By: Adina Genn, Long Island Business News, February 2, 2018
On Long Island, a mother with “Cadillac level” medical benefits struggled to get her child counseling when all of the professionals she called on the North Shore said they don’t take insurance. A father with equally good medical coverage resorted to driving upstate to get his child therapy for the same reason.
These scenarios are not unique, as revealed in a yearlong study produced by North Shore Child Family Guidance Center, a children’s mental health agency headquartered in Roslyn Heights. Through its initiative, “Project Access,” the organization is exploring the challenge of providing timely, affordable mental health treatment and addiction care. It aims to pinpoint obstacles to accessing care and bring about change.
“The landscape for providing community-based mental health and addictions care has changed dramatically during the last decade,” said Andrew Malekoff, executive director of North Shore Child Family Guidance Center. “At the same time that the New York State government has focused most of its attention on Medicaid recipients, middle class families with commercial health insurance have been all but brushed aside.”
Concerns about access to treatment come at a time of a growing need for care. More than 43 million Americans have faced a mental health challenge and more than 20 million grappled with substance abuse, while more than 8 million struggled with both. That’s according to “Pain in the Nation: The Drug, Alcohol and Suicide Epidemics and the Need for a National Resilience Strategy,” a joint study by Trust for America’s Health and Well Being Trust, which looked at figures from 2006 to 2015.
And while federal law established in 2008 requires insurers to provide the same level of mental health and substance abuse services as physical health services, that parity has yet to come to fruition.
Substandard rates of reimbursement
“Fewer and fewer providers accept commercial health insurance,” Malekoff noted. “Why?

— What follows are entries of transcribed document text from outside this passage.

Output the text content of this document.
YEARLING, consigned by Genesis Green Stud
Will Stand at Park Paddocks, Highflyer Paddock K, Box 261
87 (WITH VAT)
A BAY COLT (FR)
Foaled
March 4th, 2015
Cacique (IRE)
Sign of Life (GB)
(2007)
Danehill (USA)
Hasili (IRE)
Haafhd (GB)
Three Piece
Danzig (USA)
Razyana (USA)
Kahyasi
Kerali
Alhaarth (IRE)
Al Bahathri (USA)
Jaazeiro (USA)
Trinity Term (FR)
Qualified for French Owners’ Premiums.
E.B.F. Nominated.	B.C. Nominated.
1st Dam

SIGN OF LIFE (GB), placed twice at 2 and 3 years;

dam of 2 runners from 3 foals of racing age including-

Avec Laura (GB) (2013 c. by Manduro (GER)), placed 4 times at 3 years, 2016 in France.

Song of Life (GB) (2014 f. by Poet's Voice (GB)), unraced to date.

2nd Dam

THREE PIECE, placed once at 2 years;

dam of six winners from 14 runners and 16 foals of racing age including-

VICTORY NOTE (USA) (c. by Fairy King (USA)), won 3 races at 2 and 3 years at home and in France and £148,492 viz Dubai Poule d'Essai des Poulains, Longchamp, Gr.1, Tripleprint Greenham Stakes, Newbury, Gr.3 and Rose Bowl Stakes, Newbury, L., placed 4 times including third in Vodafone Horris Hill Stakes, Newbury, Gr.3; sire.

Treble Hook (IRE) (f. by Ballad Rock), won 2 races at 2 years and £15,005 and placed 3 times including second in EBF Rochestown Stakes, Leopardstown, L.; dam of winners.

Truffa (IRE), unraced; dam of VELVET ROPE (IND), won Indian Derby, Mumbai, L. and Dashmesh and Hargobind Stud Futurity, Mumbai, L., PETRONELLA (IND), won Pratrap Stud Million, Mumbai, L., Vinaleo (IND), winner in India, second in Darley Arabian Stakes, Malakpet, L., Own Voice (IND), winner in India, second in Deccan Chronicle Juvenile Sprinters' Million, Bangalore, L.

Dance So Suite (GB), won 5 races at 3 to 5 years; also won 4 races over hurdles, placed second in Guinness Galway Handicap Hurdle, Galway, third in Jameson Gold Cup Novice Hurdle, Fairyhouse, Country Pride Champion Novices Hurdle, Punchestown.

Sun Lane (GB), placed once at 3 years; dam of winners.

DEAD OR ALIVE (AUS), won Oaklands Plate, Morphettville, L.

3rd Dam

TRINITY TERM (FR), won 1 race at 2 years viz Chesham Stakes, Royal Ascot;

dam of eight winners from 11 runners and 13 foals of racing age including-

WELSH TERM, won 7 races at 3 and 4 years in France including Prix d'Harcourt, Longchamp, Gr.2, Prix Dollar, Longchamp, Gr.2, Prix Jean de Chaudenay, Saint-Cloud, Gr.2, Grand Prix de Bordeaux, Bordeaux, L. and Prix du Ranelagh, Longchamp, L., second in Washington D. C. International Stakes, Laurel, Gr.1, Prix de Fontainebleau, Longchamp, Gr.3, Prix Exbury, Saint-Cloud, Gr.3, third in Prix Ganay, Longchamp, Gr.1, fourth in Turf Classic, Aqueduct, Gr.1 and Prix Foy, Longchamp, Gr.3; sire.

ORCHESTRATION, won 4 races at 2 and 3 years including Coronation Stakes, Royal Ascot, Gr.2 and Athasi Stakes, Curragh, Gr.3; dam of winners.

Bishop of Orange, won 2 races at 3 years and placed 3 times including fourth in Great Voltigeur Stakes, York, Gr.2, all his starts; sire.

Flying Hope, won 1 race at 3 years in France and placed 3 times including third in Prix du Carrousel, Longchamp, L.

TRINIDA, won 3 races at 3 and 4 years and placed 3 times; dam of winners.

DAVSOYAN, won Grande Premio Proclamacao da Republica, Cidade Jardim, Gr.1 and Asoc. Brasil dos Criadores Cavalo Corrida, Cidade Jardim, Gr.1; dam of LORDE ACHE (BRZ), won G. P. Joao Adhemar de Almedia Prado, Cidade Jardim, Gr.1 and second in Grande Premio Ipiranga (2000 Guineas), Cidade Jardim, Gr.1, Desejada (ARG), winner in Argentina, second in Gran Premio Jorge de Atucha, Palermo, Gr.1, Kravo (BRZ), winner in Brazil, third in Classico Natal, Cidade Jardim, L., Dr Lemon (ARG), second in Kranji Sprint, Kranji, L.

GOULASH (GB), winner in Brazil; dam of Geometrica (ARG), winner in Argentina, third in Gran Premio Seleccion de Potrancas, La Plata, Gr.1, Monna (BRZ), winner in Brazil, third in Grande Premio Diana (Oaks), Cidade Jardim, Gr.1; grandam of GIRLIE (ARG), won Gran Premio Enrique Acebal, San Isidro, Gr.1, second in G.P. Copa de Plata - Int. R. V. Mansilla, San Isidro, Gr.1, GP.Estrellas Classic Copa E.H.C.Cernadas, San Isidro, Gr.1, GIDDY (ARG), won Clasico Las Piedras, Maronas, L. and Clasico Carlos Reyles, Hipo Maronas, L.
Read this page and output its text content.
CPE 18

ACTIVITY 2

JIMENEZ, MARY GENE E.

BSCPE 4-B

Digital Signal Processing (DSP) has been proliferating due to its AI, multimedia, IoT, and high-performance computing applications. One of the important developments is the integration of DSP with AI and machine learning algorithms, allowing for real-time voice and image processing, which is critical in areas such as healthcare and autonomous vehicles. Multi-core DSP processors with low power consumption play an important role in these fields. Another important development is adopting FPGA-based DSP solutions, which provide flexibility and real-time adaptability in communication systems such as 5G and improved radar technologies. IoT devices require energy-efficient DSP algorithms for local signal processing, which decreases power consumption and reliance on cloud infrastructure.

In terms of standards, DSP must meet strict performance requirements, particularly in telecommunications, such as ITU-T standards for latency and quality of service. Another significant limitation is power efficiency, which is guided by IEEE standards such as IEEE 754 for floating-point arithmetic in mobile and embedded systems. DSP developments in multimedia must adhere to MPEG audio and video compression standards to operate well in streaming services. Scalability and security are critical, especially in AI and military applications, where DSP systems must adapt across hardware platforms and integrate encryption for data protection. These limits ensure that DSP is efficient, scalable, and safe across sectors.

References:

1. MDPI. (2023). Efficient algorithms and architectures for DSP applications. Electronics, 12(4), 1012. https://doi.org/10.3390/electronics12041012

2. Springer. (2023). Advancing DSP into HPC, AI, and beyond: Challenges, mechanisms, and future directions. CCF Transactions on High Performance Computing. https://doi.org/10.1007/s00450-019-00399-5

Because they pay substandard rates of reimbursement, well below the Medicaid rate.”
These findings are similar to those of other experts. According to a 2017 study by Milliman, a consultancy with expertise in the healthcare industry, medical and surgical providers received higher reimbursement rates than behavioral providers for comparable services. Those lower rates for behavioral providers, according to the study, led to “lower network participation by these providers,” making it difficult for people to access treatment, or to seek treatment out of network. In New York, the Milliman study found, patients were 5.8 times more likely to go out of network for care.
Out of 650 Long Islanders surveyed in the Project Access study, nearly 40 percent said their insurance providers did not have an adequate number of providers.
State Senator Elaine Phillips: ‘We need to demand change.’
Photo courtesy of the office of state Sen. Elaine Phillips
Almost half of the survey’s participants said it was more difficult to find help for mental health or substance abuse problems than finding help for physical illnesses, especially once in crisis. Two-thirds said their insurance company was not helpful when it came to finding care for themselves or a family member.
And nearly 40 percent of participants claimed that stigma and affordability were deterrents as they sought care. In addition, 23 percent said they felt that their efforts in trying to access care proved unsuccessful.
“I tried seeking mental health counseling but every time I tried getting help either my insurance wouldn’t be accepted or it was a long waiting time,” a Project Access survey respondent said. This person “was scared at first” but ultimately did get needed care.
“Unfortunately we’ve seen a lot of lack of progress, a lot of noncompliance from the insurers and, in many cases, not enough enforcement by state or federal regulators,” Henry Harbin, an advisor to the Parity Implementation Coalition and former chief executive of Magellan Health Services, told Marketplace, a program produced by American Public Media.
A push for change
Across the nation, leaders are pushing for change. For example, this week, former U.S. Rep. Patrick Kennedy was in Spokane, Washington, supporting mental health parity.
And on Long Island, leaders are asking Gov. Andrew Cuomo to launch a full-scale investigation of “network adequacy,” which requires that health insurers maintain adequate numbers of providers as a condition of their license.
“The Project Access report is a damning indictment of where we are with mental health and addictions care in our state today,” state Sen. Todd Kaminsky, D–Long Beach, said. “We’re not in the 19th or even 20th century. We have to do better.”
“We now have the data when we write to our government and state agencies,” said state Sen. Elaine Phillips, R–Flower Hill. “We need to demand change so people get the support they deserve.”
In January, Kaminsky and Phillips described Project Access’ “startling results” in a joint letter to Maria Vullo, the superintendent of New York State Department of Financial Services.
They said it is “imperative” that the state “conduct(s) a thorough investigation to determine why insurance companies are not being held accountable for network adequacy.” And, they added, “failure to properly treat mental health issues feeds into the opioid epidemic we experience in society today.”